Na seção "Ponto de Vista  deste número, Francisco de Assis Esmeraldo, presidente da Plastivida e do Instituto do PVC, narra a odisséia que foi desfazer um intrigante imbróglio que, apesar de chegar a aparente bom termo, chamuscou a imagem pública da cadeia do vinil (clique aqui para ler o artigo na íntegra). Em resumo, pesquisadores de um instituto subordinado à Fundação Oswaldo Cruz (Fiocruz), órgão do Ministério da Saúde, sumarizaram no site da entidade carioca os resultados de estudo sobre a adequação de filmes de PVC para proteção de alimentos, provenientes de amostragem de campo, às normas técnicas. Os autores apontaram a presença nos filmes de dois plastificantes expressamente citados como potencialmente cancerígenos. O que arranhou, por tabela, o conceito do PVC como material de toxicidade inócua e sem contra-indicações, provam usos que vão de bolsas de sangue a tubos de água potável.

Assis foi à luta e, como descreve no artigo, percorreu todos os meandros da Fiocruz e a redação do diário carioca "O Dia", que expeliu manchetes sobre o tema como a que bramia que embalagem alimentícia de PVC dava câncer, ignorando o também incorreto advérbio "potencialmente" do texto no site. Assis soltou uma batata quente nas mãos da Fiocruz: o estudo de um órgão da organização Mundial da Saúde (OMS), em circulação global há quatro anos, atestando de vez que os dois plastificantes em foco nada têm de cancerígenos (clique aqui para conhecer).
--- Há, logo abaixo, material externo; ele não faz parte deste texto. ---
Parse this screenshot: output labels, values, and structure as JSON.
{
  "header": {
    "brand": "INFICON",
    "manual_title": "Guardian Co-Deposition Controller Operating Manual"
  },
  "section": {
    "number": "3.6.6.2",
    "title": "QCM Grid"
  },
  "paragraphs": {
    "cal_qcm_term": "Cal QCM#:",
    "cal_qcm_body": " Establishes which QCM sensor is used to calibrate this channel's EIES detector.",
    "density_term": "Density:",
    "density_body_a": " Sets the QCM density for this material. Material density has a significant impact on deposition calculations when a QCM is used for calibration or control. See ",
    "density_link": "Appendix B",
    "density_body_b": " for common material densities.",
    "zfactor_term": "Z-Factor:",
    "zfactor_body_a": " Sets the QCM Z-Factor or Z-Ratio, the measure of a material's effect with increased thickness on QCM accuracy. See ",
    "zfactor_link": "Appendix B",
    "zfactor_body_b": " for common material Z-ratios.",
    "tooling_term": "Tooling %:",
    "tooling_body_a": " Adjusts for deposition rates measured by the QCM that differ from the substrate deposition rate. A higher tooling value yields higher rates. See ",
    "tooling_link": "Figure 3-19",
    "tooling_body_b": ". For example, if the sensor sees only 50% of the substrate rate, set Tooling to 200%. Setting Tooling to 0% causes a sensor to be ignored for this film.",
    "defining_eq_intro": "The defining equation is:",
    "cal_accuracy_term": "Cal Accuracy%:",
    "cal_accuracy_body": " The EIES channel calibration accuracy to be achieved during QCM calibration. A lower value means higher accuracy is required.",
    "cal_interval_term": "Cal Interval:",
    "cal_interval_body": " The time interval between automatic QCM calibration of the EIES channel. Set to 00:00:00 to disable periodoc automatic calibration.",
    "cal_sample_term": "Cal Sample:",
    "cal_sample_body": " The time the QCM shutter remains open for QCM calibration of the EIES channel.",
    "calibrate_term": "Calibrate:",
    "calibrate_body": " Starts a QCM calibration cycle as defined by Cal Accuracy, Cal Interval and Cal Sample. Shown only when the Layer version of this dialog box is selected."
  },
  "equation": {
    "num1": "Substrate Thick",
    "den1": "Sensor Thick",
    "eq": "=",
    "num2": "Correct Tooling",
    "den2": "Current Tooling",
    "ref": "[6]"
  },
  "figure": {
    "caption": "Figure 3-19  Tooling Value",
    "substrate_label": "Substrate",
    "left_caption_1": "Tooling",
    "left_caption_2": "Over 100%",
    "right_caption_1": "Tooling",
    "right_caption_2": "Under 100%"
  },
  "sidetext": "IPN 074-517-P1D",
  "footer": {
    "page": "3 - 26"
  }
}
Escorado nesse aval, Assis cobrou insistente o desmentido da fundação que, cerca de duas semanas depois, liberou retificação, num site da área de saúde pública (clique aqui para ler o desmentido no site da ANVISA e aqui para fazer o download da nota técnica da ANVISA/INCQS), do besteirol que deu origem a descabidos alarmismo e reservas quanto ao PVC manifestados pela opinião pública fluminense, cortesia da cobertura afoita de "O Dia". 

Assentada a poeira, a realidade mostra que a forma encontrada pela Fiocruz de admitir seu erro é matreiramente nula. Não dá para comparar o poder de divulgação de informações por um site pouco conhecido com o alcance da grande imprensa, não utilizada pela fundação para restabelecer a verdade. É uma discreção que faz sentido, do ângulo da credibilidade da instituição. PVC a colocou numa saia justa. De duas uma, se seus pesquisadores ignoravam o parecer da OMS sobre os plastificantes, isso demonstra um despreparo que macula a imagem da Fiocruz como centro de excelência científica. Se, mesmo cientes do estudo da OMS, eles insistiram na informação incorreta, isso demonstra que outros critérios abalaram a isenção de uma análise que deveria ser estritamente técnica. O que colocaria em dúvida qualquer pesquisa da entidade daqui por diante.

Tem mais: pouco depois de uma semana desse tíbio desmentido da Fiocruz, seus pesquisadores foram em 23 de junho a Brasília, para apresentar o mesmo trabalho a parlamentares. A diretoria do Instituto do PVC estava presente e confirma que, em momento algum, se fez qualquer associação entre os plastificantes e câncer. Ainda assim, a mesma editoria de "O Dia" a quem Assis explicara e repassara o parecer da OMS, soltou registro do evento no site do jornal, reafirmando que os dois plastificantes eram potencialmente cancerígenos. Errar uma vez é humano. Duas é burrice - ou intenção de agir de má fé.

Fonte: Plásticos em Revistas – Editorial, junho/2004 n• 492.